Accomplished musician

As the lights dim in the theater and the audience suddenly goes quiet, Basilio enters the stage. He is wearing a white long-sleeved shirt, black coat, black slacks, but no tie. He takes the seat at the middle of the stage and fixes the unbottoned cuffs of his shirt, making sure they don’t get in the way of his playing.

Basilio is a well-accomplished musician. He studied guitar under Prof. Ruben Reyes at the University of Sto. Tomas. He won the UST Guitar competition in 2000, and he was 3rd Place in the 2006 NAMCYA Guitar Competition – Category C.

He writes music for the guitar, too, and has explored jazz, rock, and theater music. He is a member of the guitar faculty at the UST Conservatory of Music.

Basilio now takes his time fixing his clothing, and I take my time admiring his guitar, a splendid work of art by Filipino luthier Armando Derecho. The guitar is immaculate and beautiful. It’s something I would have wanted to caress myself. Basilio now fixes a wedge-like guitar rest. Maybe he doesn’t like using foot stools. He takes some deep breaths, fixes his sleeves a few more times. The ring on his right ring finger sparkles. I’m not sure if it’s a diamond, but it sure looks expensive.

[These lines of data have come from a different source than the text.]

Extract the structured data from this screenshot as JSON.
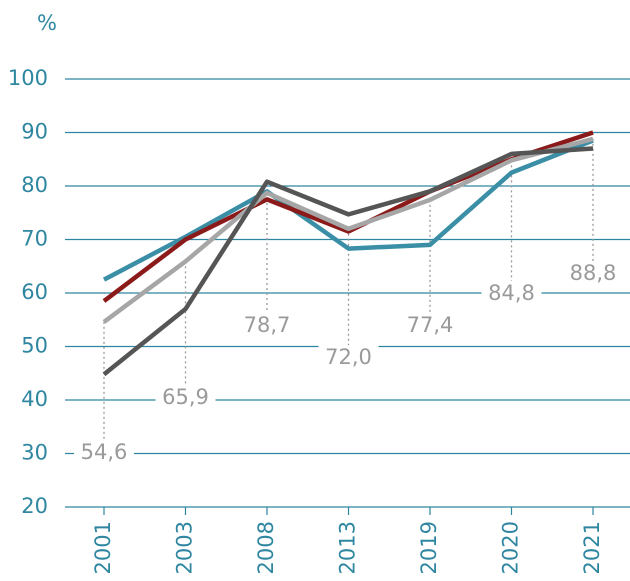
{
  "chart_data": {
    "type": "line",
    "y_label": "%",
    "categories": [
      "2001",
      "2003",
      "2008",
      "2013",
      "2019",
      "2020",
      "2021"
    ],
    "series": [
      {
        "color": "#3a8ea5",
        "values": [
          62.5,
          70.5,
          79,
          68.3,
          69,
          82.5,
          88.5
        ]
      },
      {
        "color": "#8b1a1a",
        "values": [
          58.5,
          70,
          77.5,
          71.5,
          79,
          85,
          90
        ]
      },
      {
        "color": "#a6a6a6",
        "values": [
          54.6,
          65.9,
          78.7,
          72.0,
          77.4,
          84.8,
          88.8
        ],
        "value_labels": [
          "54,6",
          "65,9",
          "78,7",
          "72,0",
          "77,4",
          "84,8",
          "88,8"
        ]
      },
      {
        "color": "#555555",
        "values": [
          44.8,
          57,
          80.8,
          74.7,
          79,
          86,
          87
        ]
      }
    ],
    "ylim": [
      20,
      100
    ],
    "yticks": [
      20,
      30,
      40,
      50,
      60,
      70,
      80,
      90,
      100
    ],
    "grid": true,
    "axis_color": "#2f86a0",
    "label_color": "#9a9a9a"
  }
}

Then he examines the fingers of his right hand, as if contemplating to get a nail file to buff his fingernails. Too bad I didn’t bring mine.

Warming up

Suddenly he unleashes a flurry of notes. Wow. The sensuous way he fingers his guitar is awesome. The first piece, Capriccio Diabolico, sounded diabolic indeed. But there were bumpy parts.

He eventually warms up into his jazz pieces, and he becomes noticeably more fluent and relaxed. His genius comes into view. He becomes more natural as he plays the One Note Samba, whose music he arranged himself.

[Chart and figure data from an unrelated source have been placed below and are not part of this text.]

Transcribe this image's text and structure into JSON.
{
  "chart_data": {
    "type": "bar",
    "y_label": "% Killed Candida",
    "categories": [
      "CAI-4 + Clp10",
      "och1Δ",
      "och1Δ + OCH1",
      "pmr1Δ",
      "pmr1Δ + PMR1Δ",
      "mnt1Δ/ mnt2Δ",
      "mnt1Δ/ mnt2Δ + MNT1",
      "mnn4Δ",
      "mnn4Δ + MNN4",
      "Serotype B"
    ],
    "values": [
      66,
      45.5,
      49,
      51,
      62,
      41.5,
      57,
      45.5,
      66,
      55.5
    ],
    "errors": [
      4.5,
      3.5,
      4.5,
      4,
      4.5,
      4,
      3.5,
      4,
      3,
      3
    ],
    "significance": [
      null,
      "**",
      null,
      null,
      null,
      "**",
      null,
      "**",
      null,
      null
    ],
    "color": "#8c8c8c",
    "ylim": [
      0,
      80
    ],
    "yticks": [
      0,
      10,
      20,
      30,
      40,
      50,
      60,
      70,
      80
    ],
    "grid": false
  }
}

Finally, he performs his last piece Dawn of the final day by Francis Kleynjans. The haunting sounds make a few strands of hair on my arms stand. I expect more eeriely beautiful sounds from his beautiful guitar. But it’s the end of the piece.

A string of awards

It’s Carpio’s turn after the break. He wears basically the same outfit as Basilio. I learn from the program that Carpio earned his Bachelor of Music degree in Guitar from the University of the Philippines under the tutelage of Prof. Lester B. Demetillo, whose enviable reputation in my circle of friends precedes him.

Carpio also won 2nd Prize at the 2009 National Music Competitions for Young Artists, 3rd Prize at the 2010 Bangkok International Guitar Competition, and 3rd Prize at the 2011 Singapore International Guitar Competition.

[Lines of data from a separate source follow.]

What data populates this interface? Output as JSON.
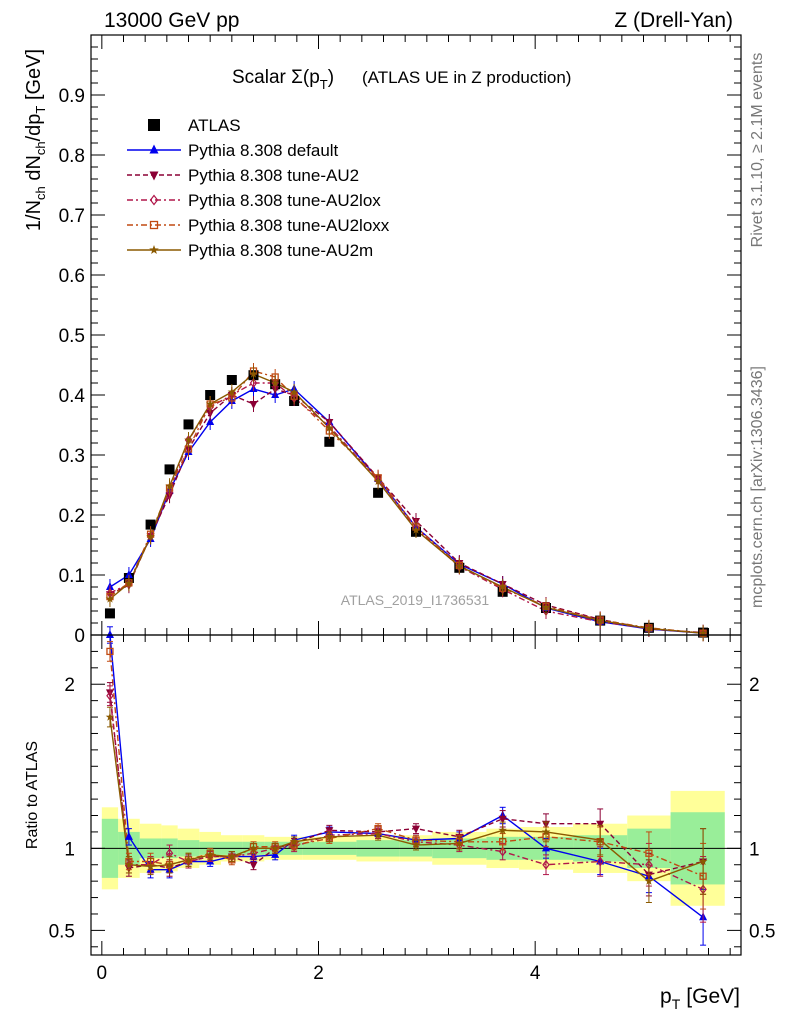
{
  "header": {
    "left": "13000 GeV pp",
    "right": "Z (Drell-Yan)"
  },
  "side_labels": {
    "rivet": "Rivet 3.1.10, ≥ 2.1M events",
    "mcplots": "mcplots.cern.ch [arXiv:1306.3436]"
  },
  "chart_data": [
    {
      "type": "scatter",
      "title_main": "Scalar Σ(p",
      "title_sub": "T",
      "title_close": ")",
      "title_rest": "(ATLAS UE in Z production)",
      "ylabel": "1/N_ch dN_ch/dp_T [GeV]",
      "watermark": "ATLAS_2019_I1736531",
      "xlim": [
        -0.1,
        5.9
      ],
      "ylim": [
        0,
        1.0
      ],
      "yticks": [
        0,
        0.1,
        0.2,
        0.3,
        0.4,
        0.5,
        0.6,
        0.7,
        0.8,
        0.9
      ],
      "ytick_labels": [
        "0",
        "0.1",
        "0.2",
        "0.3",
        "0.4",
        "0.5",
        "0.6",
        "0.7",
        "0.8",
        "0.9"
      ],
      "x": [
        0.075,
        0.25,
        0.45,
        0.625,
        0.8,
        1.0,
        1.2,
        1.4,
        1.6,
        1.775,
        2.1,
        2.55,
        2.9,
        3.3,
        3.7,
        4.1,
        4.6,
        5.05,
        5.55
      ],
      "series": [
        {
          "name": "ATLAS",
          "color": "#000000",
          "marker": "square",
          "line": "none",
          "values": [
            0.036,
            0.095,
            0.184,
            0.276,
            0.351,
            0.4,
            0.425,
            0.433,
            0.418,
            0.39,
            0.322,
            0.237,
            0.172,
            0.112,
            0.072,
            0.045,
            0.024,
            0.012,
            0.004
          ]
        },
        {
          "name": "Pythia 8.308 default",
          "color": "#0000ee",
          "marker": "triangle-up",
          "line": "solid",
          "values": [
            0.08,
            0.1,
            0.16,
            0.24,
            0.305,
            0.355,
            0.39,
            0.41,
            0.4,
            0.41,
            0.355,
            0.26,
            0.18,
            0.118,
            0.085,
            0.045,
            0.022,
            0.01,
            0.003
          ]
        },
        {
          "name": "Pythia 8.308 tune-AU2",
          "color": "#8b0035",
          "marker": "triangle-down",
          "line": "dashed",
          "values": [
            0.068,
            0.083,
            0.165,
            0.233,
            0.31,
            0.37,
            0.4,
            0.385,
            0.41,
            0.4,
            0.355,
            0.262,
            0.19,
            0.12,
            0.085,
            0.05,
            0.026,
            0.01,
            0.004
          ]
        },
        {
          "name": "Pythia 8.308 tune-AU2lox",
          "color": "#b0174a",
          "marker": "diamond",
          "line": "dashdot",
          "values": [
            0.07,
            0.085,
            0.165,
            0.24,
            0.325,
            0.38,
            0.4,
            0.42,
            0.42,
            0.395,
            0.348,
            0.258,
            0.178,
            0.114,
            0.076,
            0.04,
            0.022,
            0.011,
            0.003
          ]
        },
        {
          "name": "Pythia 8.308 tune-AU2loxx",
          "color": "#c04a12",
          "marker": "square-open",
          "line": "dashdot",
          "values": [
            0.064,
            0.087,
            0.168,
            0.245,
            0.31,
            0.385,
            0.395,
            0.44,
            0.43,
            0.398,
            0.34,
            0.262,
            0.18,
            0.116,
            0.078,
            0.048,
            0.025,
            0.012,
            0.003
          ]
        },
        {
          "name": "Pythia 8.308 tune-AU2m",
          "color": "#8b5a00",
          "marker": "star",
          "line": "solid",
          "values": [
            0.06,
            0.086,
            0.164,
            0.248,
            0.325,
            0.385,
            0.405,
            0.435,
            0.42,
            0.405,
            0.345,
            0.256,
            0.175,
            0.115,
            0.08,
            0.046,
            0.024,
            0.011,
            0.003
          ]
        }
      ]
    },
    {
      "type": "scatter",
      "ylabel": "Ratio to ATLAS",
      "xlabel_main": "p",
      "xlabel_sub": "T",
      "xlabel_unit": "[GeV]",
      "xlim": [
        -0.1,
        5.9
      ],
      "ylim": [
        0.35,
        2.3
      ],
      "xticks": [
        0,
        2,
        4
      ],
      "xtick_labels": [
        "0",
        "2",
        "4"
      ],
      "yticks": [
        0.5,
        1,
        2
      ],
      "ytick_labels": [
        "0.5",
        "1",
        "2"
      ],
      "x_edges": [
        0.0,
        0.15,
        0.35,
        0.55,
        0.7,
        0.9,
        1.1,
        1.3,
        1.5,
        1.7,
        1.85,
        2.35,
        2.75,
        3.05,
        3.55,
        3.85,
        4.35,
        4.85,
        5.25,
        5.75
      ],
      "band_green": [
        0.18,
        0.1,
        0.06,
        0.06,
        0.05,
        0.04,
        0.04,
        0.04,
        0.04,
        0.04,
        0.04,
        0.05,
        0.05,
        0.06,
        0.07,
        0.07,
        0.08,
        0.12,
        0.22
      ],
      "band_yellow": [
        0.25,
        0.18,
        0.15,
        0.14,
        0.12,
        0.1,
        0.08,
        0.08,
        0.07,
        0.07,
        0.07,
        0.08,
        0.08,
        0.1,
        0.12,
        0.13,
        0.15,
        0.2,
        0.35
      ],
      "x": [
        0.075,
        0.25,
        0.45,
        0.625,
        0.8,
        1.0,
        1.2,
        1.4,
        1.6,
        1.775,
        2.1,
        2.55,
        2.9,
        3.3,
        3.7,
        4.1,
        4.6,
        5.05,
        5.55
      ],
      "series": [
        {
          "name": "Pythia 8.308 default",
          "color": "#0000ee",
          "marker": "triangle-up",
          "line": "solid",
          "values": [
            2.3,
            1.07,
            0.87,
            0.87,
            0.92,
            0.92,
            0.95,
            0.95,
            0.96,
            1.05,
            1.1,
            1.09,
            1.05,
            1.06,
            1.2,
            1.0,
            0.92,
            0.83,
            0.58
          ],
          "errors": [
            0.05,
            0.05,
            0.05,
            0.05,
            0.03,
            0.03,
            0.03,
            0.03,
            0.03,
            0.03,
            0.03,
            0.03,
            0.03,
            0.04,
            0.05,
            0.06,
            0.08,
            0.1,
            0.17
          ]
        },
        {
          "name": "Pythia 8.308 tune-AU2",
          "color": "#8b0035",
          "marker": "triangle-down",
          "line": "dashed",
          "values": [
            1.95,
            0.88,
            0.9,
            0.88,
            0.92,
            0.95,
            0.95,
            0.9,
            1.0,
            1.03,
            1.11,
            1.1,
            1.12,
            1.07,
            1.18,
            1.15,
            1.15,
            0.84,
            0.92
          ],
          "errors": [
            0.06,
            0.05,
            0.05,
            0.05,
            0.04,
            0.03,
            0.03,
            0.03,
            0.03,
            0.03,
            0.03,
            0.03,
            0.03,
            0.04,
            0.05,
            0.06,
            0.09,
            0.13,
            0.2
          ]
        },
        {
          "name": "Pythia 8.308 tune-AU2lox",
          "color": "#b0174a",
          "marker": "diamond",
          "line": "dashdot",
          "values": [
            1.93,
            0.9,
            0.9,
            0.97,
            0.92,
            0.95,
            0.95,
            0.97,
            1.0,
            1.01,
            1.08,
            1.09,
            1.04,
            1.02,
            0.98,
            0.9,
            0.92,
            0.9,
            0.75
          ],
          "errors": [
            0.06,
            0.05,
            0.05,
            0.05,
            0.04,
            0.03,
            0.03,
            0.03,
            0.03,
            0.03,
            0.03,
            0.03,
            0.03,
            0.04,
            0.05,
            0.06,
            0.09,
            0.13,
            0.2
          ]
        },
        {
          "name": "Pythia 8.308 tune-AU2loxx",
          "color": "#c04a12",
          "marker": "square-open",
          "line": "dashdot",
          "values": [
            2.2,
            0.92,
            0.92,
            0.9,
            0.93,
            0.97,
            0.93,
            1.01,
            1.01,
            1.02,
            1.06,
            1.12,
            1.05,
            1.04,
            1.04,
            1.07,
            1.04,
            0.97,
            0.83
          ],
          "errors": [
            0.06,
            0.05,
            0.05,
            0.05,
            0.04,
            0.03,
            0.03,
            0.03,
            0.03,
            0.03,
            0.03,
            0.03,
            0.03,
            0.04,
            0.05,
            0.06,
            0.09,
            0.13,
            0.2
          ]
        },
        {
          "name": "Pythia 8.308 tune-AU2m",
          "color": "#8b5a00",
          "marker": "star",
          "line": "solid",
          "values": [
            1.8,
            0.9,
            0.89,
            0.9,
            0.93,
            0.96,
            0.95,
            1.0,
            1.0,
            1.04,
            1.07,
            1.08,
            1.02,
            1.03,
            1.11,
            1.1,
            1.05,
            0.8,
            0.92
          ],
          "errors": [
            0.06,
            0.05,
            0.05,
            0.05,
            0.04,
            0.03,
            0.03,
            0.03,
            0.03,
            0.03,
            0.03,
            0.03,
            0.03,
            0.04,
            0.05,
            0.06,
            0.09,
            0.13,
            0.2
          ]
        }
      ]
    }
  ]
}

He writes music for the guitar, for the stage, and for short films, and websites. He is taking his Master’s degree in Guitar at the Philippine Women’s University under Prof. Benchito Carino, whose reputation is a mystery to me, owing mainly to my limited network and ignorance.

As Carpio takes his seat, I notice the beauty of his guitar. Could this be the Yuichi Imai? Could this be the US$12,000 guitar that he won in the competition early this year? I confirmed later that it was so.

Beautiful tone

Upon hearing the first notes of his piece Fantasia by Francisco Tarrega, I savor the beauty of his tone. Could it be the guitar? My doubts about this virtuoso quickly vanish when I hear him play his other pieces, Allegro Assai by Johann Sebastian Bach, Variation Mignonnes by Johann Kaspar Mertz, Elegia por la Muerte de un Tanguero by Maximo Pujol, and Stele by Phillip Houghton.

His tremolos are even, reflecting his superb technique. His speed and finger dexterity look effortless. He appears to fondle his guitar, caressing his instrument and his music, coaxing both to stir the emotions of the audience. The audience responds with hearty applause.

I clap hard too. I think of raising my arms in delight but then I remember the cameras behind me.

Fitting crescendo

The last part consists of a guitar duet of Vistas de los Angeles by Laurindo Almeida. The sight of two great guitarists playing with verve and passion delivers a fitting crescendo for this night of world-class guitar music.

The crescendo doesn’t stop there, though. They still play an encore piece, Rosas Pandan, a folk song from the Visayas. I feel like singing. I know the song.

When I went home that night, I asked myself why I hadn’t been watching guitar concerts at the CCP more often.

Why indeed? I guess the “Idiot at N 13” has finally learned to be a little more cultured that night.